Beside me, a miner in tattered rags is staring with his mouth agape, and the pickaxe falls out of his hands, landing beside the shackles that restrict the movement of his feet.
“You’re free,” I tell him, “so long as you get out of here right this instant and don’t make a peep.”
He’s about to say yes, but reconsiders it and turns on his heel to flee as fast as his shackles will allow.
As Voss had said, the mine leads straight into the fortress, which I discover to be true as I continue through the mineshaft and reach a pair of double doors leading into the fortress’s wine cellar. There are two headless bodies lying behind me, and ahead of me I hear the idle chatter of two more bodies that do not yet know they’re dead.
I take a celebratory swig of their alcohol after I spray the walls in blood, wine, and broken glass. It tastes like grape juice mixed with paint thinner, but it dulls my senses a bit and makes me forget the coagulating blood that’s covered my trembling hands.
“Everything alright down there?” I hear from the stone steps leading up. “It sounds like a damn ruckus! You two drunken idiots knocked something over again, didn’t you?”
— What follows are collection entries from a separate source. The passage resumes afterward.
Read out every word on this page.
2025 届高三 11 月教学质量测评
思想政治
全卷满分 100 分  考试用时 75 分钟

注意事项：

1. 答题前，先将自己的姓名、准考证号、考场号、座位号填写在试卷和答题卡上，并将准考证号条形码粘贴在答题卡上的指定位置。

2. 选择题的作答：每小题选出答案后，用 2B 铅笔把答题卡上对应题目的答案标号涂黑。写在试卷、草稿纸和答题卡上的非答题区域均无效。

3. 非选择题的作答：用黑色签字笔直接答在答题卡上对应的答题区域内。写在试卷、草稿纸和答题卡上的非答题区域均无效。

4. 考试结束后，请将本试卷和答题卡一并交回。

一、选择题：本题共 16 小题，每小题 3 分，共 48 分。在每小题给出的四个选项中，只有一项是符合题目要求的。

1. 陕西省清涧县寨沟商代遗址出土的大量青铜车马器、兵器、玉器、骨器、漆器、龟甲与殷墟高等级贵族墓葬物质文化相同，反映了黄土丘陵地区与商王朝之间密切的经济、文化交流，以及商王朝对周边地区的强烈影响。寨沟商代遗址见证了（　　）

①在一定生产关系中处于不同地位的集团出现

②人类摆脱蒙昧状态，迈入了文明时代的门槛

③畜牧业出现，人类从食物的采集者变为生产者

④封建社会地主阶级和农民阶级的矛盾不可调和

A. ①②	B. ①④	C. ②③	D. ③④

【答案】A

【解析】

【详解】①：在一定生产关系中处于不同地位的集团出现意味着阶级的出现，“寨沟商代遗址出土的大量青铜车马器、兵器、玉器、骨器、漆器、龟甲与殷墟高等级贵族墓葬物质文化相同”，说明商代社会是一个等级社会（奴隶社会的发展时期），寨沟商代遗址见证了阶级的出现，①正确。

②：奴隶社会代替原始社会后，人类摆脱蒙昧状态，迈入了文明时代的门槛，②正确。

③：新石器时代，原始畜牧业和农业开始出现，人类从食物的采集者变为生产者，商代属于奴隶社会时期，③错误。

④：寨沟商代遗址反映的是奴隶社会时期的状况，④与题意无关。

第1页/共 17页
“You’d better come check this out!” I yell in a muffled tone.
“Bloody hell,” I hear, and after the thumps down the stairs get loud enough, I round the corner and deliver the axe’s blade straight into the Rohkai’s neck. The pain is so great that he bites down hard on his own tongue and a mixture of blood—from his tongue, and from the geyser in his neck—bubbles up out from his lips. It stains his red beard even redder, and I grab his staggering form and toss him back into the wooden chairs behind me where his two friends lay in eternal slumber.